France have the talent to win the World Cup; now they need the mentality
On one hand, it's probably not a bad thing that France isn't fully ready just yet, nine-and-a-half months before the start of the World Cup. It is never good to peak too soon before a major competition. For all the countries who will qualify for the World Cup, this 2017-18 season should be used to get stronger and stronger so they are ready when they get to Russia in June.
On the other hand, it was an embarrassing result. Drawing 0-0 at home with Luxemburg as Les Bleus did on Sunday, despite 34 shots on goal and 74 percent of the ball, is a fiasco, one of the biggest in French football history. Mathematically, it didn't mean much, as France remained top of Group A, a point clear of Sweden with two games to go. But it left a sour taste for everyone involved.
All in all, it was a very "French" week for France. Les Bleus were capable of utter brilliance when they destroyed the Netherlands 4-0 on Thursday in Paris. Then they followed it with real complacency and a lack of ideas in failing to beat Luxembourg on Sunday for the first time since 1914.
That's what this team currently is: inconsistent and too arrogant at times. They are super-talented, so they too often play "easy." Their confidence in their own ability draws out complacency. Arrogance is very much part of French culture, and we have seen many times the French taking matches for granted. Drawing 0-0 with the Luxembourgers was not an accident. In many ways, it was a similar week back in June when they took Sweden lightly in Stockholm and were beaten 2-1 before being up for revenge and battering England three days later in a friendly 3-2 win.
The risk with young players is always that they think they have made it before they actually have. For all the great wins against England or the Netherlands, you need to put in a shift against Luxembourg. It is part of a learning curve for Thomas Lemar, Kylian Mbappe, Djibril Sidibe, Kingsley Coman and the others. It is actually a good lesson to learn. It is also a good reminder for the more experienced players that they have to do more to lead this team when the pressure is off. They need to do more before and during the match to ensure that everyone is up for it. Instead, the leaders went missing, just like the youngsters.
This is a team that always seems to do better with their backs against the wall. That will be the case when they travel to Sofia to face Bulgaria for a decisive qualifier. They will be without Paul Pogba, which is a blow despite his frustrating recent performances, in which he seemed to play at 50 percent of his capability, like he didn't want to force his talent.
When the Bulgaria game comes, the pressure on Didier Deschamps will be huge. You have to question his choices against Luxembourg. He got it wrong in Sweden, where he picked the wrong players and made the wrong substitutions. He did the same again on Sunday.
Only three days after the win against the Dutch and so early in the season, he should have changed more than just one player (Mbappe for Coman). More changes would have brought more energy, new ideas and fresh legs. His three substitutions (Alexandre Lacazette, Coman and Nabil Fekir on for Olivier Giroud, Mbappe and Antoine Griezmann) didn't make much sense. Most worryingly, he didn't change anything tactically to try to make the difference. Deschamps is learning too, and those mistakes are part of his becoming a great coach.
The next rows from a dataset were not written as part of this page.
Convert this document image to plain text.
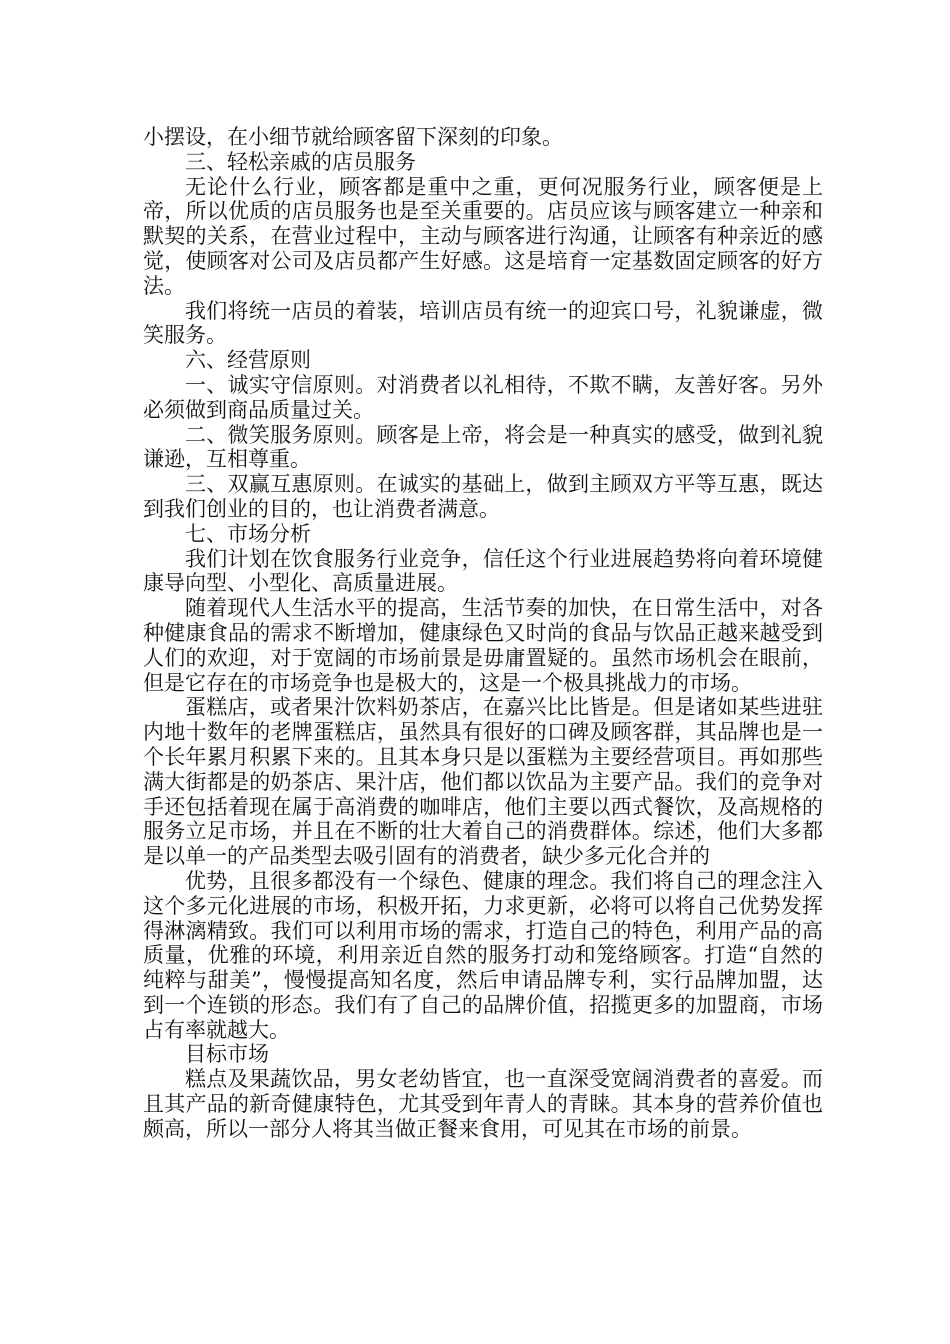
小摆设，在小细节就给顾客留下深刻的印象。

三、轻松亲戚的店员服务

无论什么行业，顾客都是重中之重，更何况服务行业，顾客便是上帝，所以优质的店员服务也是至关重要的。店员应该与顾客建立一种亲和默契的关系，在营业过程中，主动与顾客进行沟通，让顾客有种亲近的感觉，使顾客对公司及店员都产生好感。这是培育一定基数固定顾客的好方法。

我们将统一店员的着装，培训店员有统一的迎宾口号，礼貌谦虚，微笑服务。

六、经营原则

一、诚实守信原则。对消费者以礼相待，不欺不瞒，友善好客。另外必须做到商品质量过关。

二、微笑服务原则。顾客是上帝，将会是一种真实的感受，做到礼貌谦逊，互相尊重。

三、双赢互惠原则。在诚实的基础上，做到主顾双方平等互惠，既达到我们创业的目的，也让消费者满意。

七、市场分析

我们计划在饮食服务行业竞争，信任这个行业进展趋势将向着环境健康导向型、小型化、高质量进展。

随着现代人生活水平的提高，生活节奏的加快，在日常生活中，对各种健康食品的需求不断增加，健康绿色又时尚的食品与饮品正越来越受到人们的欢迎，对于宽阔的市场前景是毋庸置疑的。虽然市场机会在眼前，但是它存在的市场竞争也是极大的，这是一个极具挑战力的市场。

蛋糕店，或者果汁饮料奶茶店，在嘉兴比比皆是。但是诸如某些进驻内地十数年的老牌蛋糕店，虽然具有很好的口碑及顾客群，其品牌也是一个长年累月积累下来的。且其本身只是以蛋糕为主要经营项目。再如那些满大街都是的奶茶店、果汁店，他们都以饮品为主要产品。我们的竞争对手还包括着现在属于高消费的咖啡店，他们主要以西式餐饮，及高规格的服务立足市场，并且在不断的壮大着自己的消费群体。综述，他们大多都是以单一的产品类型去吸引固有的消费者，缺少多元化合并的

优势，且很多都没有一个绿色、健康的理念。我们将自己的理念注入这个多元化进展的市场，积极开拓，力求更新，必将可以将自己优势发挥得淋漓精致。我们可以利用市场的需求，打造自己的特色，利用产品的高质量，优雅的环境，利用亲近自然的服务打动和笼络顾客。打造“自然的纯粹与甜美”，慢慢提高知名度，然后申请品牌专利，实行品牌加盟，达到一个连锁的形态。我们有了自己的品牌价值，招揽更多的加盟商，市场占有率就越大。

目标市场

糕点及果蔬饮品，男女老幼皆宜，也一直深受宽阔消费者的喜爱。而且其产品的新奇健康特色，尤其受到年青人的青睐。其本身的营养价值也颇高，所以一部分人将其当做正餐来食用，可见其在市场的前景。
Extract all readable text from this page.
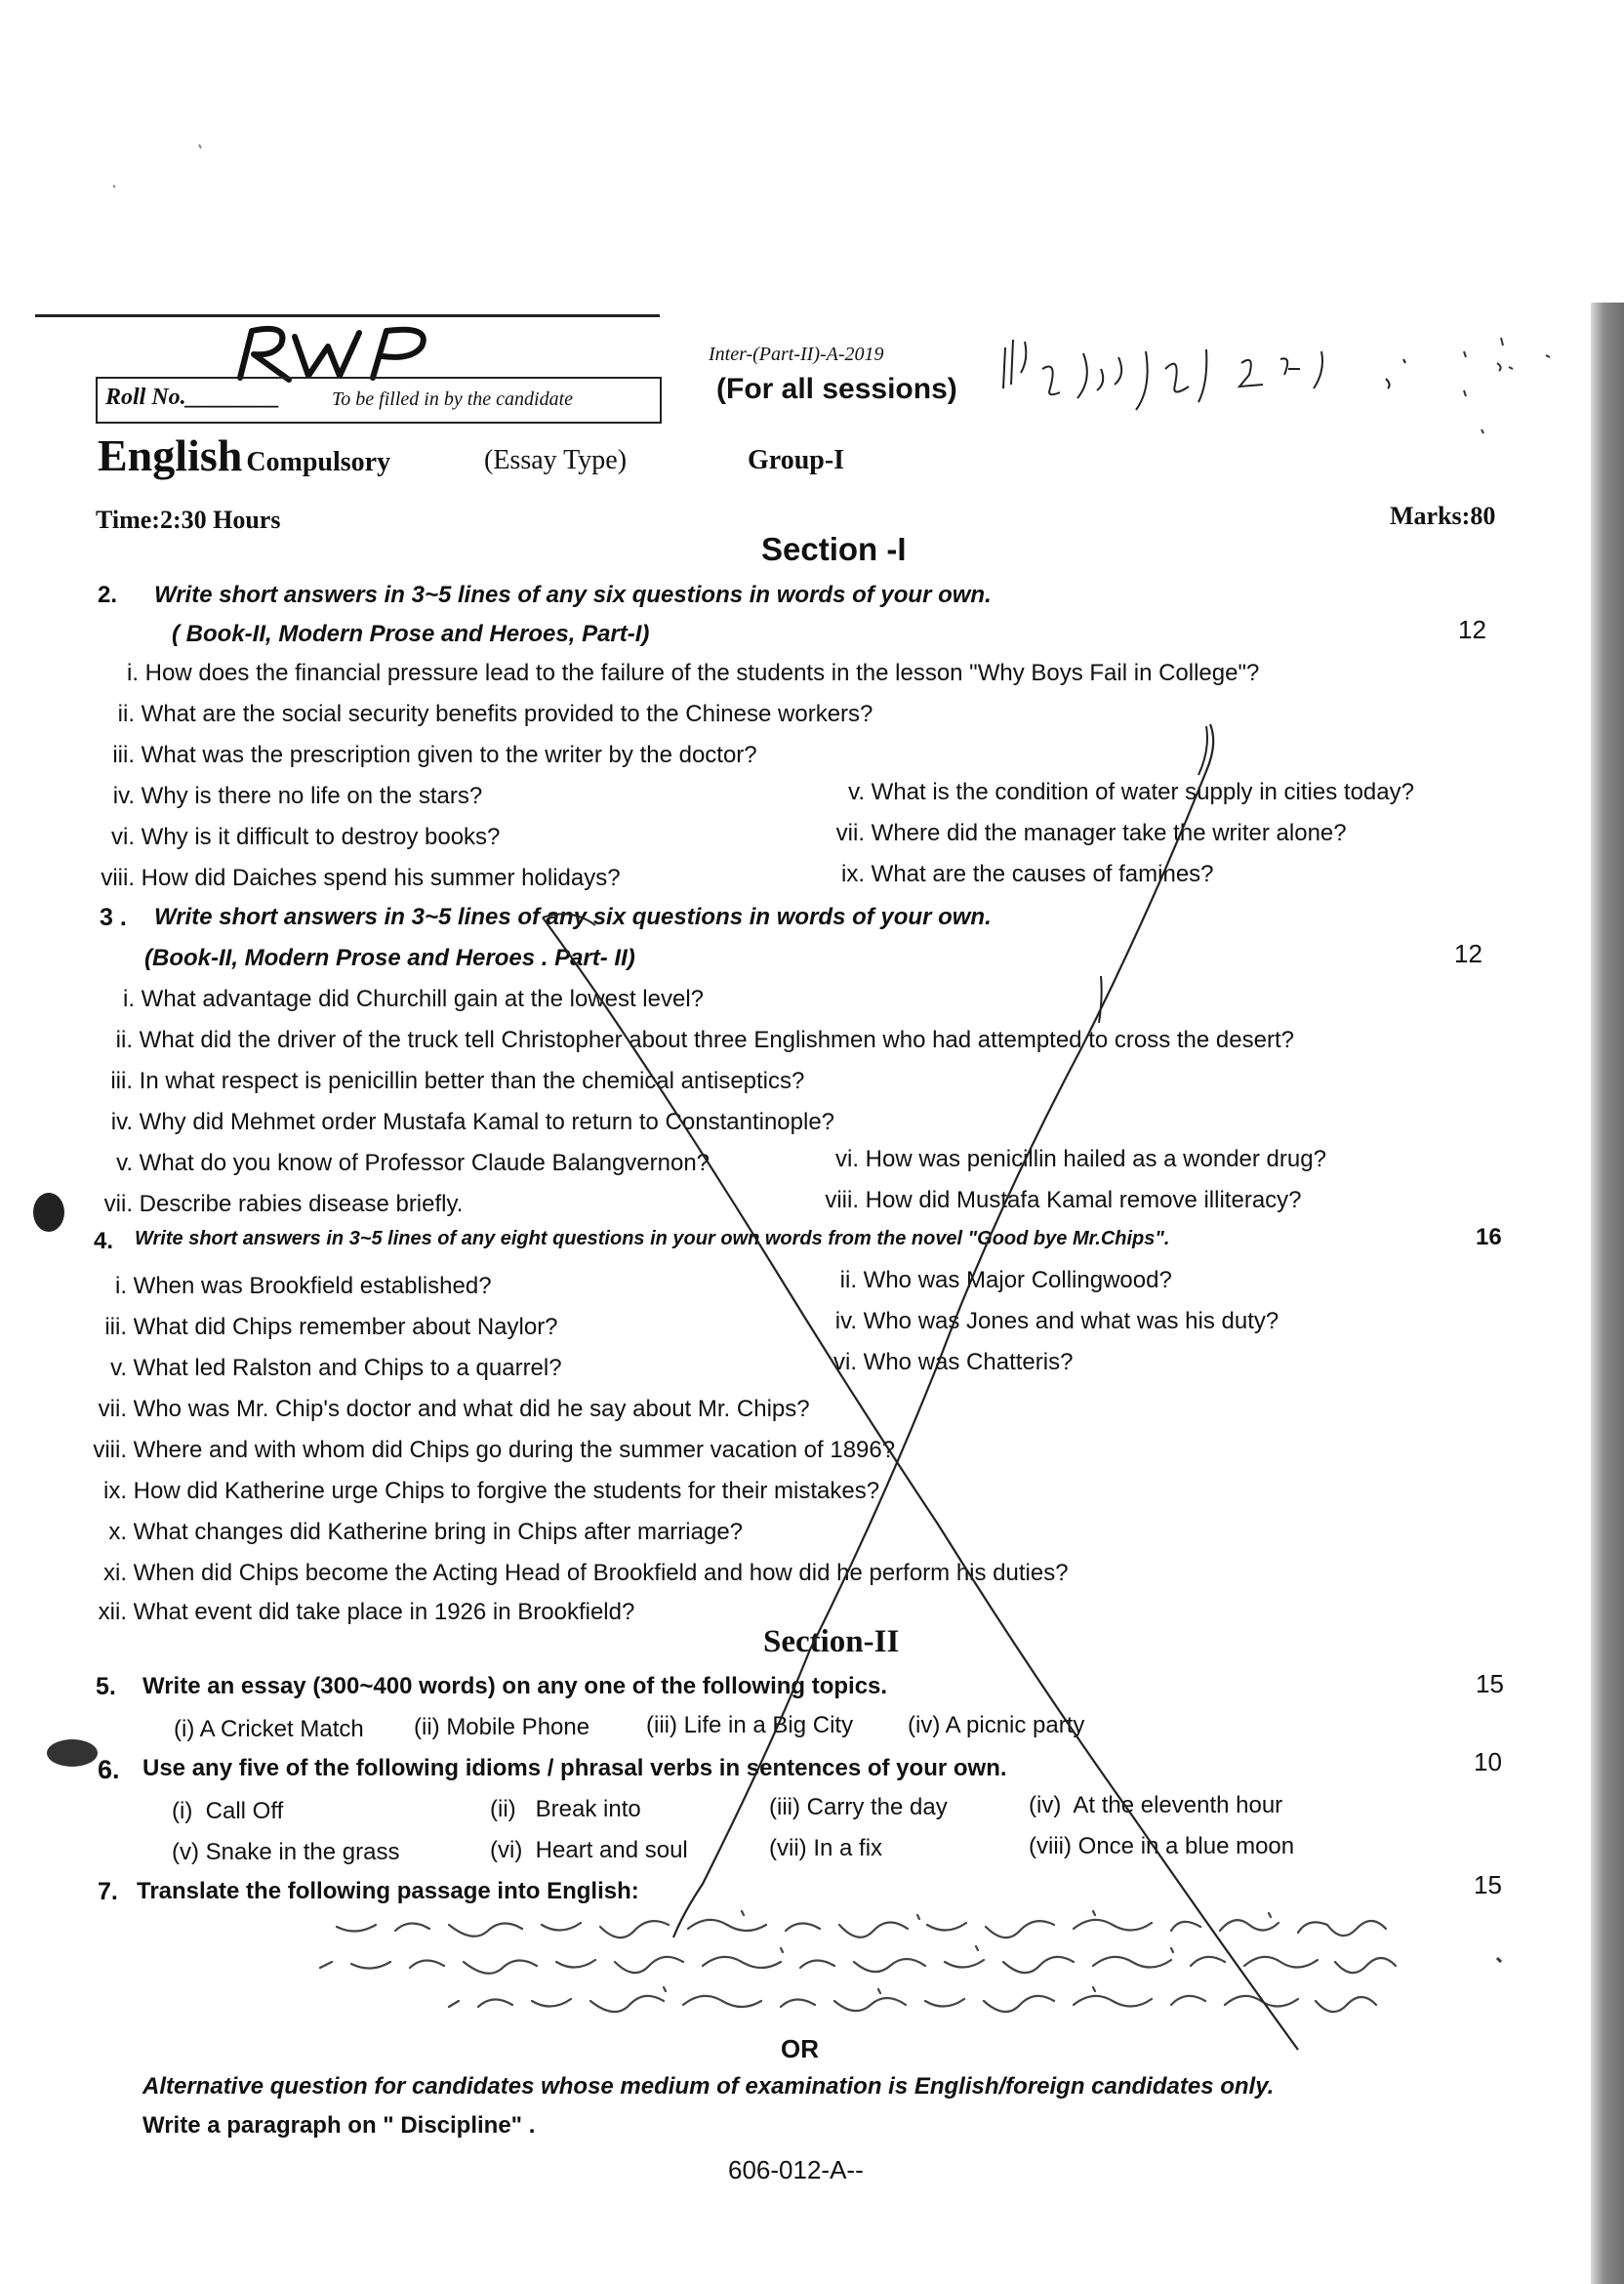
Inter-(Part-II)-A-2019
(For all sessions)
Roll No.________	To be filled in by the candidate
English Compulsory	(Essay Type)	Group-I
Time:2:30 Hours	Marks:80
Section -I
2. Write short answers in 3~5 lines of any six questions in words of your own.
( Book-II, Modern Prose and Heroes, Part-I)	12
i. How does the financial pressure lead to the failure of the students in the lesson "Why Boys Fail in College"?
ii. What are the social security benefits provided to the Chinese workers?
iii. What was the prescription given to the writer by the doctor?
iv. Why is there no life on the stars?	v. What is the condition of water supply in cities today?
vi. Why is it difficult to destroy books?	vii. Where did the manager take the writer alone?
viii. How did Daiches spend his summer holidays?	ix. What are the causes of famines?
3 . Write short answers in 3~5 lines of any six questions in words of your own.
(Book-II, Modern Prose and Heroes . Part- II)	12
i. What advantage did Churchill gain at the lowest level?
ii. What did the driver of the truck tell Christopher about three Englishmen who had attempted to cross the desert?
iii. In what respect is penicillin better than the chemical antiseptics?
iv. Why did Mehmet order Mustafa Kamal to return to Constantinople?
v. What do you know of Professor Claude Balangvernon?	vi. How was penicillin hailed as a wonder drug?
vii. Describe rabies disease briefly.	viii. How did Mustafa Kamal remove illiteracy?
4. Write short answers in 3~5 lines of any eight questions in your own words from the novel "Good bye Mr.Chips".	16
i. When was Brookfield established?	ii. Who was Major Collingwood?
iii. What did Chips remember about Naylor?	iv. Who was Jones and what was his duty?
v. What led Ralston and Chips to a quarrel?	vi. Who was Chatteris?
vii. Who was Mr. Chip's doctor and what did he say about Mr. Chips?
viii. Where and with whom did Chips go during the summer vacation of 1896?
ix. How did Katherine urge Chips to forgive the students for their mistakes?
x. What changes did Katherine bring in Chips after marriage?
xi. When did Chips become the Acting Head of Brookfield and how did he perform his duties?
xii. What event did take place in 1926 in Brookfield?
Section-II
5. Write an essay (300~400 words) on any one of the following topics.	15
(i) A Cricket Match (ii) Mobile Phone (iii) Life in a Big City (iv) A picnic party
6. Use any five of the following idioms / phrasal verbs in sentences of your own.	10
(i) Call Off	(ii) Break into	(iii) Carry the day	(iv) At the eleventh hour
(v) Snake in the grass	(vi) Heart and soul	(vii) In a fix	(viii) Once in a blue moon
7. Translate the following passage into English:	15
OR
Alternative question for candidates whose medium of examination is English/foreign candidates only.
Write a paragraph on " Discipline" .
606-012-A--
As much as the players felt sorry on Sunday after the game, they were not devastated by their disappointing performance.
"I don't want to be too positive or too negative. I just want to be realistic," Hugo Lloris said. "We are still top of the group. We have the qualification in our own hands, and we will learn from this."
The French are adamant that they will rise in power through the season to be ready to compete for the title in Russia. Twenty years after the triumph of 1998, most of the current squad believe it is their destiny to be crowned again in 2018. They certainly have the talent for it. Now they need the right mentality as well.